Synchronization Primitives
A driver is less likely to have deadlock or performance problems now and in the future if its code is designed to avoid being blocked whenever possible. Specifically, a driver's thread of execution should strive to run to completion without the risk of stalling while waiting for another thread or resource. For example, driver threads can use the InterlockedXxx functions (for example, see InterlockedIncrement) to coordinate their accesses to certain shared resources without the risk of being blocked.
Although these are powerful techniques, you might not be able to safely remove all spin locks, mutexes, and other blocking synchronization primitives from the execution path. Use the InterlockedXxx functions judiciously, with the knowledge that an indefinite wait might cause data starvation.
Above all, do not create custom synchronization primitives. The built-in Windows primitives (mutexes, spin locks, and so on) are likely to be modified as needed to support new scheduler features in the future, and a driver that uses custom constructs is virtually guaranteed not to work in the future.
IPinCount Interface
In Windows XP and later, the IPinCount interface provides a way for a miniport driver to more accurately account for the hardware resources that are consumed by allocating a pin. By calling the miniport driver's IPinCount::PinCount method, the port driver does the following:
Exposes the filter's current pin counts (as maintained by the port driver) to the miniport driver.
Gives the miniport driver the opportunity to revise the pin counts to dynamically reflect the current availability of hardware resources.
For some audio devices, wave streams with different attributes (3-D, stereo/mono, and so on) might also have different "weights" in terms of how many hardware resources they consume. When opening or closing a "lightweight" stream, the driver increments or decrements the count of available pins by one.
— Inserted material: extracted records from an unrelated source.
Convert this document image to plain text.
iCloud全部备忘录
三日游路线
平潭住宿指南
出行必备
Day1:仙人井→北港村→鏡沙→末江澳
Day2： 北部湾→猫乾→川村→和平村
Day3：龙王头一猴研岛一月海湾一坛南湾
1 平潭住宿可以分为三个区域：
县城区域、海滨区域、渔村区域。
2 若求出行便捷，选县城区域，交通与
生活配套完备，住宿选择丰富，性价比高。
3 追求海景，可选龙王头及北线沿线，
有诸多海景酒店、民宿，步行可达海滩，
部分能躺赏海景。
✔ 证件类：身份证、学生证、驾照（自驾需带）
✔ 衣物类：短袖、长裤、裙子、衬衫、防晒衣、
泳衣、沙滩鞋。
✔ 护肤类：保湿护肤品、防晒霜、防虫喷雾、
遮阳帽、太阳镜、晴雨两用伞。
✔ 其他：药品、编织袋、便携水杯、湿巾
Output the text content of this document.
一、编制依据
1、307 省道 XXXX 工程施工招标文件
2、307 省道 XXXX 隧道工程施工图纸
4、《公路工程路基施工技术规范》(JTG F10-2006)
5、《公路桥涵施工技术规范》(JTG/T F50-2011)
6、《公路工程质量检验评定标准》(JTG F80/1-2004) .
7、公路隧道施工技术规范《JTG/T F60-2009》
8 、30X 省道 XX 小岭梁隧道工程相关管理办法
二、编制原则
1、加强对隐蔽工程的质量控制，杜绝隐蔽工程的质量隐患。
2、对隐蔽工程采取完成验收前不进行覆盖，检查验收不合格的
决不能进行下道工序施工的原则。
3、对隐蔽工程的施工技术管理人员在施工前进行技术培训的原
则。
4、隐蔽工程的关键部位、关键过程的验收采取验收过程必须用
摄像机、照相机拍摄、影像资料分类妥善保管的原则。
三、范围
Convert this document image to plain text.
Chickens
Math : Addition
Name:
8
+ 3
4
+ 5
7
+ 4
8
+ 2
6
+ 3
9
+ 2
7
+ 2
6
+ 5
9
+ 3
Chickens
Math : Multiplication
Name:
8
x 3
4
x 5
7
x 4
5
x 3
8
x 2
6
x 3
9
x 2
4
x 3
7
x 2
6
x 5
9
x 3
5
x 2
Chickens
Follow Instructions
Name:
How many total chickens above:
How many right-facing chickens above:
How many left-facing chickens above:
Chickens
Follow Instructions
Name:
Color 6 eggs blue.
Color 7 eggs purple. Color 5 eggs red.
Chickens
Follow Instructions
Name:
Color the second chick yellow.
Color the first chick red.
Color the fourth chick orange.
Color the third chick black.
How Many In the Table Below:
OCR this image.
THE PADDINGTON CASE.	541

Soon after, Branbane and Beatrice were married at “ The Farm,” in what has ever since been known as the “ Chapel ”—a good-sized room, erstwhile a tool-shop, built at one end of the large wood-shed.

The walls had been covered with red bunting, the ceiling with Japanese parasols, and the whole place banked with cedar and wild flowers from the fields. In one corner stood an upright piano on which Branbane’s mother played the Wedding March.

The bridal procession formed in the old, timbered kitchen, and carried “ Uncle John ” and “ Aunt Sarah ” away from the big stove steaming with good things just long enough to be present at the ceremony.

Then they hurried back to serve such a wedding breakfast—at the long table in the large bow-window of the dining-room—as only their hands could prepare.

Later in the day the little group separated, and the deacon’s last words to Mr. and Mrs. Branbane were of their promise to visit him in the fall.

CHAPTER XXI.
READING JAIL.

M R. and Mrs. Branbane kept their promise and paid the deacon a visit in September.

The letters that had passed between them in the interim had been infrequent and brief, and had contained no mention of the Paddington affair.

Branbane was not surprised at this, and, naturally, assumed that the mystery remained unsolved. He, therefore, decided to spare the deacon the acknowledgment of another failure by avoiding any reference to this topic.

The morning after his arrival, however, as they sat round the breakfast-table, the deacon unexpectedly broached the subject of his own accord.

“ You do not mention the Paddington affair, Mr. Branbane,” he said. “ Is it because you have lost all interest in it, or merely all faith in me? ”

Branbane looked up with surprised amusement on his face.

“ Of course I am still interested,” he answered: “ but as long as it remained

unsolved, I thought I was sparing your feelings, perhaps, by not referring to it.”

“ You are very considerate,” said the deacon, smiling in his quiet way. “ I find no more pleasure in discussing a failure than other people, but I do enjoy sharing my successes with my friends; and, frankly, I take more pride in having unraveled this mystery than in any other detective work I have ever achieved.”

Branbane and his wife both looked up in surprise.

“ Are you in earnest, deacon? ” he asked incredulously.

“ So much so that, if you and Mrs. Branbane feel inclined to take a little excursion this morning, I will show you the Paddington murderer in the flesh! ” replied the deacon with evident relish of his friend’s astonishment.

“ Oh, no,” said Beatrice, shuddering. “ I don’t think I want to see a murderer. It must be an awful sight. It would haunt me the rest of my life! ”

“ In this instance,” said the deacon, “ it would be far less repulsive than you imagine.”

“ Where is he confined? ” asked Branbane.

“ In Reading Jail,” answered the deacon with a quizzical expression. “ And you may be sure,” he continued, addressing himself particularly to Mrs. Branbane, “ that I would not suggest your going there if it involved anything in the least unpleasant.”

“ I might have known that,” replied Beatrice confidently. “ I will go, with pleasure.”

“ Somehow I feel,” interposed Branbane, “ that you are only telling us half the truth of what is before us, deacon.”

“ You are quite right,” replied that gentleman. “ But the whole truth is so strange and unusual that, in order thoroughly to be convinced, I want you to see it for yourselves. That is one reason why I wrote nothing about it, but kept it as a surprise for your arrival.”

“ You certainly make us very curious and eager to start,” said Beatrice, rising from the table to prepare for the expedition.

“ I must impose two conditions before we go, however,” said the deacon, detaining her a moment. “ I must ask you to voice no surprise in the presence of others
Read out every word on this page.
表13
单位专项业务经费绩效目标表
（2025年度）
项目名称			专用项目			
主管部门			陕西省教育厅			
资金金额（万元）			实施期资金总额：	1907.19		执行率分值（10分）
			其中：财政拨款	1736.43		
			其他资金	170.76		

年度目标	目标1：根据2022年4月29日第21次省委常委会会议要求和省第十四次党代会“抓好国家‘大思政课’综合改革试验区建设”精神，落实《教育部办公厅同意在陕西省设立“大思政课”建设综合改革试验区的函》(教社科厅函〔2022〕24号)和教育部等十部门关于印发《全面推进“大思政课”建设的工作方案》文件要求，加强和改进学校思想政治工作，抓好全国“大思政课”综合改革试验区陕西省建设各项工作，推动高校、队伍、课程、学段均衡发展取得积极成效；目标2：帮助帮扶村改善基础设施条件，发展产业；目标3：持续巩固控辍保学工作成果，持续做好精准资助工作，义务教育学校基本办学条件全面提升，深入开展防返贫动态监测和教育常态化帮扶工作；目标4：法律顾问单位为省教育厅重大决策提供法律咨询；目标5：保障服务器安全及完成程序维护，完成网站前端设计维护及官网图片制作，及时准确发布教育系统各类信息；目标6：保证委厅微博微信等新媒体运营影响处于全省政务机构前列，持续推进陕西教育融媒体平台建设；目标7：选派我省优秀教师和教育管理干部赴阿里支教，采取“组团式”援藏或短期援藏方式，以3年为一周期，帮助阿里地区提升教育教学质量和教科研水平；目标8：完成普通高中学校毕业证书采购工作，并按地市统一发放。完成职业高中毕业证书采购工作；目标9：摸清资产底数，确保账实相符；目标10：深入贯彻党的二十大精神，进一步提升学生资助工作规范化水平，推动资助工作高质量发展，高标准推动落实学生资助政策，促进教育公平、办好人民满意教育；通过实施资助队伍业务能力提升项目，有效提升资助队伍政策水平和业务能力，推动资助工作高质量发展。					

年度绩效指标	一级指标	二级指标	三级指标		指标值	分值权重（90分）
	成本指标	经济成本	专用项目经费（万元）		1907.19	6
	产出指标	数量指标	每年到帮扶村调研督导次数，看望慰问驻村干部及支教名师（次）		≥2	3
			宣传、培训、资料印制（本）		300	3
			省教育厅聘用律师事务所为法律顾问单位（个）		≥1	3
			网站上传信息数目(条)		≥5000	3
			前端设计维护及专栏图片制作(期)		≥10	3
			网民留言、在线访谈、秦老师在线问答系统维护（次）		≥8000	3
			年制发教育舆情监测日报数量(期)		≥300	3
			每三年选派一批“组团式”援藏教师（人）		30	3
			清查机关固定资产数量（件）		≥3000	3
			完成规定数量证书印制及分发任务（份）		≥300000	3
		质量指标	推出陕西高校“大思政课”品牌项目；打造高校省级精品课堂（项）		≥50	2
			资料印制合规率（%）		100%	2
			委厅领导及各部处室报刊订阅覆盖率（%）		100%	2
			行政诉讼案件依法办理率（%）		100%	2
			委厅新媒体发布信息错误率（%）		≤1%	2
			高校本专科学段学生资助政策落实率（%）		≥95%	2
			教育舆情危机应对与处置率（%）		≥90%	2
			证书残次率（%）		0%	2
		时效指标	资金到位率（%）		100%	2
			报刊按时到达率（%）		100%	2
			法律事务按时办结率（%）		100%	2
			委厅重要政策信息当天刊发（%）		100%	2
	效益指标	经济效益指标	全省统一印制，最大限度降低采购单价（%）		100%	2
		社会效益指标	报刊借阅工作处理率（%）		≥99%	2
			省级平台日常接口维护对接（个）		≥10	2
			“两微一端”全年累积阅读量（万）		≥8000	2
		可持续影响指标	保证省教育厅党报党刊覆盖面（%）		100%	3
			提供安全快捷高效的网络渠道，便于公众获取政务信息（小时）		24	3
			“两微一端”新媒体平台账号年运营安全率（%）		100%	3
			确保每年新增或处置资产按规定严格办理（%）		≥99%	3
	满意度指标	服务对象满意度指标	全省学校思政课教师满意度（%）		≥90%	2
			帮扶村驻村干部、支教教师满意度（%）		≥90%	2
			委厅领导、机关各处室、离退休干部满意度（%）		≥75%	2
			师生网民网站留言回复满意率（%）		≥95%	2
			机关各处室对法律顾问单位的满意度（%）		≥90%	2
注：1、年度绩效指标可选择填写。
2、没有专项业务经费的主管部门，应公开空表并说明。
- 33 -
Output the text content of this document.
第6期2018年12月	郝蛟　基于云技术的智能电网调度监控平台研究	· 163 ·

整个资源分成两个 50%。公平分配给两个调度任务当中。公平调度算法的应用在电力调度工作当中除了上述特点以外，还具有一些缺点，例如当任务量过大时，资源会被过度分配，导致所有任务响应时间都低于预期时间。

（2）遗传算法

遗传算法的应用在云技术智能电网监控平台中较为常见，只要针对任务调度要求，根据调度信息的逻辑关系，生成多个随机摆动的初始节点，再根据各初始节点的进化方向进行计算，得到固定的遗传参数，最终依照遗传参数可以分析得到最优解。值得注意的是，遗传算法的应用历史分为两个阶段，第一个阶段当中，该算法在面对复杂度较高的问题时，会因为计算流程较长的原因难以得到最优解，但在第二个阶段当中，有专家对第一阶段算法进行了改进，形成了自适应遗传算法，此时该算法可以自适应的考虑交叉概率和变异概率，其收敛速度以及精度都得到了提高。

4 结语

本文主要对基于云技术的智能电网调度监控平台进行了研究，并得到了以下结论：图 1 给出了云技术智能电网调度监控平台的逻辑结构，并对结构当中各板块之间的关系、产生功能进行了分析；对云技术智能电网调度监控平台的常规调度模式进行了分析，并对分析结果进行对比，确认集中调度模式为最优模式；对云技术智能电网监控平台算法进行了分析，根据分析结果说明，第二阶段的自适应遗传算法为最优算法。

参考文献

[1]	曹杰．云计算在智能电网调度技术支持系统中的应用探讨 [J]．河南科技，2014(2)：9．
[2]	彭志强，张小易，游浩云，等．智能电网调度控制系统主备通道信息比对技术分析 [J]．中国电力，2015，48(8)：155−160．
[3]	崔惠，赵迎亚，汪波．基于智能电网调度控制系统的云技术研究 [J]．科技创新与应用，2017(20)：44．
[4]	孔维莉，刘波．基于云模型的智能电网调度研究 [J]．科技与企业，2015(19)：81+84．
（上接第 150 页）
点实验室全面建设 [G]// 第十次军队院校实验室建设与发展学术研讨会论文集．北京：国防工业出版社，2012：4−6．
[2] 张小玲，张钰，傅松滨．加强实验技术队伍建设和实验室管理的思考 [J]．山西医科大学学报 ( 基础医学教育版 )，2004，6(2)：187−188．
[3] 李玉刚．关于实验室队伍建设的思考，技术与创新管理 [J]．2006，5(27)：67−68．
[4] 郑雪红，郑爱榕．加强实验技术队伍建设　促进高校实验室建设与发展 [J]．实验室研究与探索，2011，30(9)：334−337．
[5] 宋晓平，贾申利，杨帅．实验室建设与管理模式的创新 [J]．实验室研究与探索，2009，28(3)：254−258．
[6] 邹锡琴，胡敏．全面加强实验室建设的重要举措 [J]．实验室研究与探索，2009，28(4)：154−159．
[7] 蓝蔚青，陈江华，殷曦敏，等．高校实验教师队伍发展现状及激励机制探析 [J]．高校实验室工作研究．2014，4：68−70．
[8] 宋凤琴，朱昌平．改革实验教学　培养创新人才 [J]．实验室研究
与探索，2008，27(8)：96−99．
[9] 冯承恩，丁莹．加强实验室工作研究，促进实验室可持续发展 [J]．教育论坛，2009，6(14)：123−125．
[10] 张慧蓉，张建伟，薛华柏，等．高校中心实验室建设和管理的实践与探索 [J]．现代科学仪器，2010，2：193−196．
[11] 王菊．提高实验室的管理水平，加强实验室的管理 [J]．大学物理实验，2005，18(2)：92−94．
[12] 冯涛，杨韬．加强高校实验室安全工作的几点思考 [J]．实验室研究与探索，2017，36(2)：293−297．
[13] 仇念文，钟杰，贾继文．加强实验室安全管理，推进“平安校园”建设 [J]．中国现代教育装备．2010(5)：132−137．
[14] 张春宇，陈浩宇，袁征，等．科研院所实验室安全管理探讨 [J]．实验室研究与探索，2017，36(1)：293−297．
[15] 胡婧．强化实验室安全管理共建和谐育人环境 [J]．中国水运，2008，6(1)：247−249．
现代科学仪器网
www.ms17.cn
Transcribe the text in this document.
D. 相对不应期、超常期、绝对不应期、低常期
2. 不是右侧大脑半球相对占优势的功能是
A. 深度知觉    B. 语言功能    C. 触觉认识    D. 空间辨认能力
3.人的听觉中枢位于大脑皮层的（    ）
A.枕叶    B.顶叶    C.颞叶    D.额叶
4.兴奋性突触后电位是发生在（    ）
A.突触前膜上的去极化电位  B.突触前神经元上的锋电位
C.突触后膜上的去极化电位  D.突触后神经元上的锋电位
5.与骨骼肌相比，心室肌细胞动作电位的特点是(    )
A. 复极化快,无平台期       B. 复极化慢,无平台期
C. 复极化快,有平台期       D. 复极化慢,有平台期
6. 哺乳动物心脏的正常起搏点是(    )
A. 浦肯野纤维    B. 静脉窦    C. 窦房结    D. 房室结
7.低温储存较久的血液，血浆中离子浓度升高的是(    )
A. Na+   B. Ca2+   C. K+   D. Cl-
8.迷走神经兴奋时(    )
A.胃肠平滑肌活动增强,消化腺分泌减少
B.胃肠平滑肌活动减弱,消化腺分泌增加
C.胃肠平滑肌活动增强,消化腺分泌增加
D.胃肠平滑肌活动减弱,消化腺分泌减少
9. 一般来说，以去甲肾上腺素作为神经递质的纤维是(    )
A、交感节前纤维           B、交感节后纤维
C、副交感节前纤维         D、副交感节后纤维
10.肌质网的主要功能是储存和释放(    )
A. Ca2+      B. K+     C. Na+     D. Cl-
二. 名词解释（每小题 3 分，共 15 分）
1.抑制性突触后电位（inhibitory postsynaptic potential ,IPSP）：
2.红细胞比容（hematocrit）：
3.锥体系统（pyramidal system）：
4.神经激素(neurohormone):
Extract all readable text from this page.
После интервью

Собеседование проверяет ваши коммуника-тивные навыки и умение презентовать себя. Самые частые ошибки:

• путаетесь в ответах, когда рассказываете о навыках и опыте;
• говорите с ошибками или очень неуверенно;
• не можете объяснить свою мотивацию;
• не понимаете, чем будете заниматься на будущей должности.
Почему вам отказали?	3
When opening a "heavyweight" stream, however, the miniport driver might need to decrement the available pin count by two instead of by one in order to more accurately indicate the number of pins that can be created with the remaining resources.
The process is reversed when a heavyweight stream is closed. The available pin count might increase by more than one in order to reflect the fact that two or more lightweight streams can be created from the newly freed resources.